Помолчав немного, он спросил крайне деловито:

— Ты школу кончишь, на кого учиться пойдешь? На артистку?

— Нет, — сказала я очень твердо. — Нет, — повторила я, чтобы самой еще раз услышать это, — я буду, непременно буду астрономом.

— Солнце, звезды учить будешь! — обрадовался почему-то Амед.

Уже далеко отплыли мы в море. Темнело. Давно скрылись берега, но все еще попадались слева и справа торчащие из воды вешки. Это было даже обидно немного. Море казалось каким-то ненастоящим. Но когда стала обступать нас темнота, было уже приятно думать, что и здесь, в пустыне моря, кто-то заботится о нас, о нашем пароходе, — наставил бакенов, маяков и вешек, обозначающих фарватер. Люди, поставившие вешки, были далеко, но заботы их охраняли нас в пути.

Я подумала опять о Расщепее — его уже тоже не было, но сколько огней и вешек оставил он мне в жизни, обозначив ими ложные переходы, опасные места и мели! Нет, море и жизнь вокруг меня не были пусты.

На пароходе с левого борта зажгли красный ходовой фонарь, и, как бы в ответ, над горизонтом, в светлом еще небе, сперва слабо, а потом все сильнее и напряженней разгораясь, налилась звезда, алая, как кровинка. Она катилась за пароходом, крупная, накаленная и одинокая; она словно увязалась за нашим кораблем, который плыл туда, где, я знала, завтра встанет из моря новый для меня, никогда не виданный берег.
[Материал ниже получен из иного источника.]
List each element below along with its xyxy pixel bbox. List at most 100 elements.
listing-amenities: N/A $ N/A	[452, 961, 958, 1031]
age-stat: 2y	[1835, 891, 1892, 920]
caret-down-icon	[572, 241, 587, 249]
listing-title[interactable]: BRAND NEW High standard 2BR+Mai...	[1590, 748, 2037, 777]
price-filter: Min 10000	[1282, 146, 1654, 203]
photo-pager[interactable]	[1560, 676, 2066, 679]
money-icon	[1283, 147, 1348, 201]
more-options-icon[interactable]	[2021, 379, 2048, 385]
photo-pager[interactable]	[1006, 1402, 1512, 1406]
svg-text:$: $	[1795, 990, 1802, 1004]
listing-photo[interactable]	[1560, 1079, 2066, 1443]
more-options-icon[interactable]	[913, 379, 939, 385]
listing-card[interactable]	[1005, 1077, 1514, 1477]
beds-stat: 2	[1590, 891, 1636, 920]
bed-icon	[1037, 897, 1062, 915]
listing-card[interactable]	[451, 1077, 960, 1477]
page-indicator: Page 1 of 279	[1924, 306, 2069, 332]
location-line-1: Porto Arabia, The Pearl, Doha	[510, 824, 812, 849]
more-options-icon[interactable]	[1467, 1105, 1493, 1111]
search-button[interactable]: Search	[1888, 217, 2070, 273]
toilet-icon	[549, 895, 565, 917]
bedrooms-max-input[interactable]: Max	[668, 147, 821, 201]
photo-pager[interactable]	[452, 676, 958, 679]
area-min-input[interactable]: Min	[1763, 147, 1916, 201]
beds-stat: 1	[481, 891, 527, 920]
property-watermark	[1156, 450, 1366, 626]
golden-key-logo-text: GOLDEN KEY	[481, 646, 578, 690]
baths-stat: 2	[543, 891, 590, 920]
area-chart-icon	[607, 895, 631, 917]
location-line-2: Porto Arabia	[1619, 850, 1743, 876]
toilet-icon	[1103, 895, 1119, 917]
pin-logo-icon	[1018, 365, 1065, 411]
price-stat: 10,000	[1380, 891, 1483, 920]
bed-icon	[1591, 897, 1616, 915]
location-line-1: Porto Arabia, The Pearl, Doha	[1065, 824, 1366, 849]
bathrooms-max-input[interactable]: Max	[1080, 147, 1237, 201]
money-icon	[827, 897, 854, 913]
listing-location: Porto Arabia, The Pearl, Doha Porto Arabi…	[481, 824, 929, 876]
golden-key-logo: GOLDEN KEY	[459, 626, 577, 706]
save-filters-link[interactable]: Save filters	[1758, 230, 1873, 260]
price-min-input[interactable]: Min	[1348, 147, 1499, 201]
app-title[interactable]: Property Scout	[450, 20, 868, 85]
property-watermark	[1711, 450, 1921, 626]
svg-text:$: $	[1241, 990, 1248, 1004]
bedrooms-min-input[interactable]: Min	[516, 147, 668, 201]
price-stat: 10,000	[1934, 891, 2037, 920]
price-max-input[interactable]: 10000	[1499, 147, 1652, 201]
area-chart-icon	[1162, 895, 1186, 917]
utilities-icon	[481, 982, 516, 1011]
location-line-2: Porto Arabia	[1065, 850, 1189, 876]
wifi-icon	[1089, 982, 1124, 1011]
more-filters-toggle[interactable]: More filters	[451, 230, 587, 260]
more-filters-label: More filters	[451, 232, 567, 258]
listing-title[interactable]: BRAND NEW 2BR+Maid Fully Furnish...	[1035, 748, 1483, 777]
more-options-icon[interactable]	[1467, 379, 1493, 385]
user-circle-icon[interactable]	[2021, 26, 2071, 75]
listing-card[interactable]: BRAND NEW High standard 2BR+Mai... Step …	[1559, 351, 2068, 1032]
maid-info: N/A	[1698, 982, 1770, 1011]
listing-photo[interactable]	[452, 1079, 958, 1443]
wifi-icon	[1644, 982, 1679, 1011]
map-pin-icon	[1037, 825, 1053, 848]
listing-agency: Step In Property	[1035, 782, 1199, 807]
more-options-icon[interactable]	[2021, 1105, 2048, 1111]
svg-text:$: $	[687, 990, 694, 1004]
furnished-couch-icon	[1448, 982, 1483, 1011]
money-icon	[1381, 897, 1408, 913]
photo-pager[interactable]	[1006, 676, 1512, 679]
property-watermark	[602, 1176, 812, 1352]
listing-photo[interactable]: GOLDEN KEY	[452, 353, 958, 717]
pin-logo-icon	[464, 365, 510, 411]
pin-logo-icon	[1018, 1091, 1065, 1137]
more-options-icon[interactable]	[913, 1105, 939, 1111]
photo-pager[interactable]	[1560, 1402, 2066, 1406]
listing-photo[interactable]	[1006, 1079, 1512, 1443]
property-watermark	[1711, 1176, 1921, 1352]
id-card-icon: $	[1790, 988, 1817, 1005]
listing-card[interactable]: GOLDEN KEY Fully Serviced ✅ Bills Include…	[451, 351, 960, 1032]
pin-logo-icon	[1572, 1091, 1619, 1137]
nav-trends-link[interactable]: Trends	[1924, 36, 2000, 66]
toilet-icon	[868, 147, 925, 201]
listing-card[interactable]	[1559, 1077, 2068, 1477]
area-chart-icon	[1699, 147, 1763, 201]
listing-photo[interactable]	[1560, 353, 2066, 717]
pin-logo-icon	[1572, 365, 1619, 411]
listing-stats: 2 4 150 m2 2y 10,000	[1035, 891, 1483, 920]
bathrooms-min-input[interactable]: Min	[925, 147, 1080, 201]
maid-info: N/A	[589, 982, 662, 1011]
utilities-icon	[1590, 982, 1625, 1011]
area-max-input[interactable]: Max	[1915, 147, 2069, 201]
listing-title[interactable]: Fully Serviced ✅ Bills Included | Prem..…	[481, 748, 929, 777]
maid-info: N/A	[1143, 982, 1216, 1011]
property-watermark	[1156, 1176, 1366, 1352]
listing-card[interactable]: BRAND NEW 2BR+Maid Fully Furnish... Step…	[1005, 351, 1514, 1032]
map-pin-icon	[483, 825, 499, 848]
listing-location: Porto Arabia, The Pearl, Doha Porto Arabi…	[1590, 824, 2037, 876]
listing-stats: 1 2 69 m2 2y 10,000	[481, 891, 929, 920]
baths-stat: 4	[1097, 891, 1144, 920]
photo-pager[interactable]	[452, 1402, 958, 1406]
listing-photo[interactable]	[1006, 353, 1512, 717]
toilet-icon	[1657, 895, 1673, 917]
И, глядя на эту красную, сопровождавшую нас в море звезду, я вспомнила…

— Амед! — закричала я, схватив его за рукав, — Амед, скорее!.. Какое сегодня число?

— Сейчас будем считать, — сказал Амед весело. — Семнадцатое число — в кино был, восемнадцатое — в Зоологический ходил, девятнадцатое — билет получил, двадцатое — я еще в Москве был, цирк смотрел, двадцать первое — в поезде ехал, двадцать второе — тоже ехал, сегодня число будет двадцать третий номер.

Это было 23 июля — это был день великого противостояния Марса.

В этот самый день, как я прочла потом в научном отделе одного журнала, наши астрономы обнаружили в спектре атмосферы Марса полосу хлорофилла — очень важного вещества, без которого и трава не растет Если это так, значит, и на Марсе есть жизнь!